2.1 Tp0136基因和氨基酸序列特点：Tp0136全长1 488 bp，编码495个氨基酸，相对分子质量为50 123。成熟Tp0136蛋白的第2个氨基酸为天冬氨酸，这与其他革兰阴性杆菌膜蛋白的结构类似，但膜蛋白位置不同。有研究发现，大肠杆菌内脂蛋白N端的第2氨基酸为天冬氨酸时，该脂蛋白位于内膜蛋白，似乎若第2个氨基酸为其他氨基酸时，将使该脂蛋白位于外膜蛋白［8］。也有研究认为，梅毒螺旋体杆菌脂蛋白在内膜或外膜的位置与第2个氨基酸无关联性。Cullen等［9］推测，在螺旋体杆菌中脂蛋白的构象比氨基酸排列顺序更能直接影响脂蛋白的位置。Tp0136蛋白位于梅毒螺旋体的外膜上［8］。另外，Tp0136氨基酸序列中含有多个甘氨酸和丝氨酸重复序列。同样，在真核生物恶性疟原虫的基因组中也发现含有这样的同源重复的氨基酸序列，其中一些片段具有较高的抗原性。因而推测，Tp0136蛋白序列中的这些丝氨酸、甘氨酸重复序列可能是该蛋白免疫原性的关键区域。

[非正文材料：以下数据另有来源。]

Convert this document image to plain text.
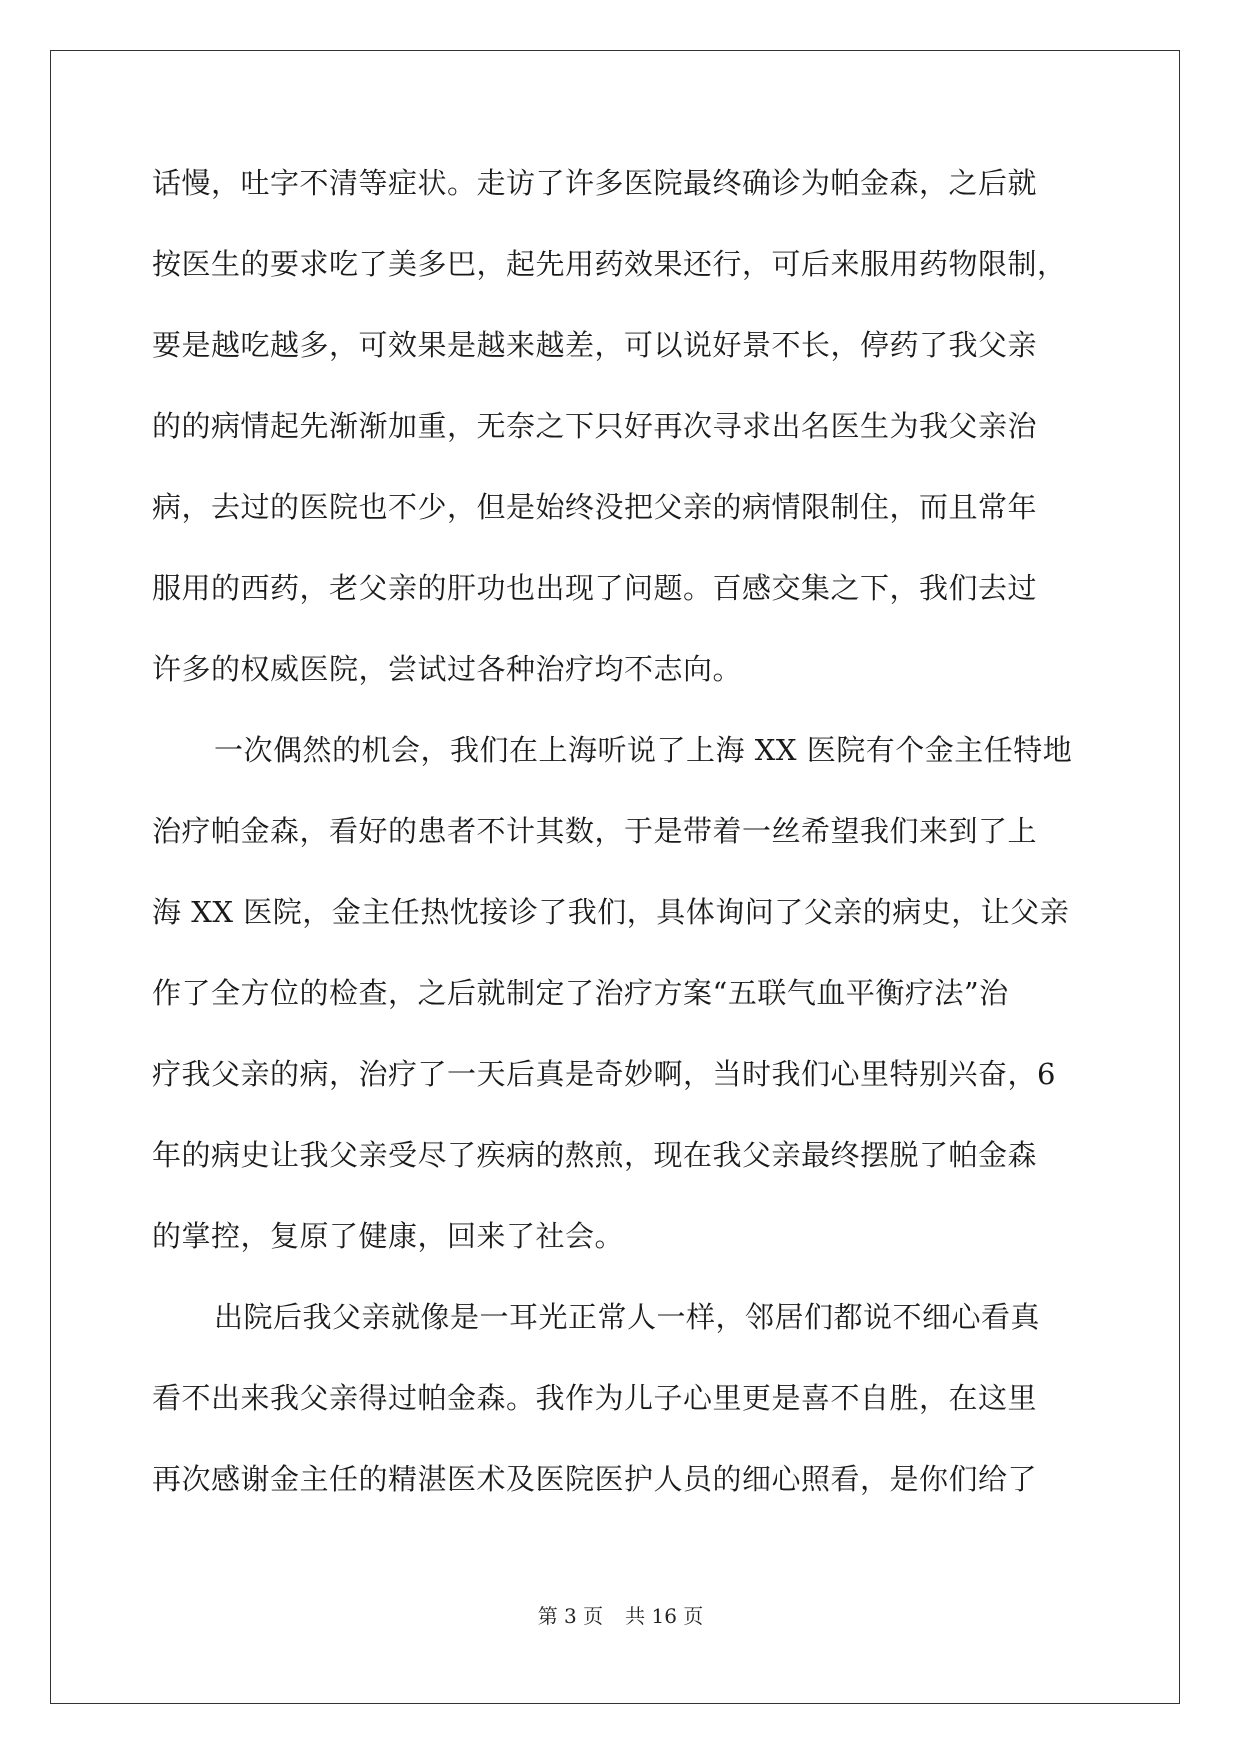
话慢，吐字不清等症状。走访了许多医院最终确诊为帕金森，之后就
按医生的要求吃了美多巴，起先用药效果还行，可后来服用药物限制，
要是越吃越多，可效果是越来越差，可以说好景不长，停药了我父亲
的的病情起先渐渐加重，无奈之下只好再次寻求出名医生为我父亲治
病，去过的医院也不少，但是始终没把父亲的病情限制住，而且常年
服用的西药，老父亲的肝功也出现了问题。百感交集之下，我们去过
许多的权威医院，尝试过各种治疗均不志向。
一次偶然的机会，我们在上海听说了上海 XX 医院有个金主任特地
治疗帕金森，看好的患者不计其数，于是带着一丝希望我们来到了上
海 XX 医院，金主任热忱接诊了我们，具体询问了父亲的病史，让父亲
作了全方位的检查，之后就制定了治疗方案“五联气血平衡疗法”治
疗我父亲的病，治疗了一天后真是奇妙啊，当时我们心里特别兴奋，6
年的病史让我父亲受尽了疾病的熬煎，现在我父亲最终摆脱了帕金森
的掌控，复原了健康，回来了社会。
出院后我父亲就像是一耳光正常人一样，邻居们都说不细心看真
看不出来我父亲得过帕金森。我作为儿子心里更是喜不自胜，在这里
再次感谢金主任的精湛医术及医院医护人员的细心照看，是你们给了
第 3 页 共 16 页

Tp0136基因的开放读码框在Tp各亚种和菌株之间均存在不同程度的变异［10-12］。Brinkman 等［8］对Street Strain 14、Samoa D、Samoa F和 CuniculiA 等 4个不同菌株的Tp0136基因进行PCR扩增和DNA测序后发现：与Nichols标准株中的Tp0136序列相比，不同菌株之间的Tp0136出现基因错配、插入和缺失，这些突变导致了预测的Tp0136氨基酸同系物不同。Tp0136基因在Tp各亚株之间的异质性和序列变异可能是Tp发生免疫逃逸机制之一。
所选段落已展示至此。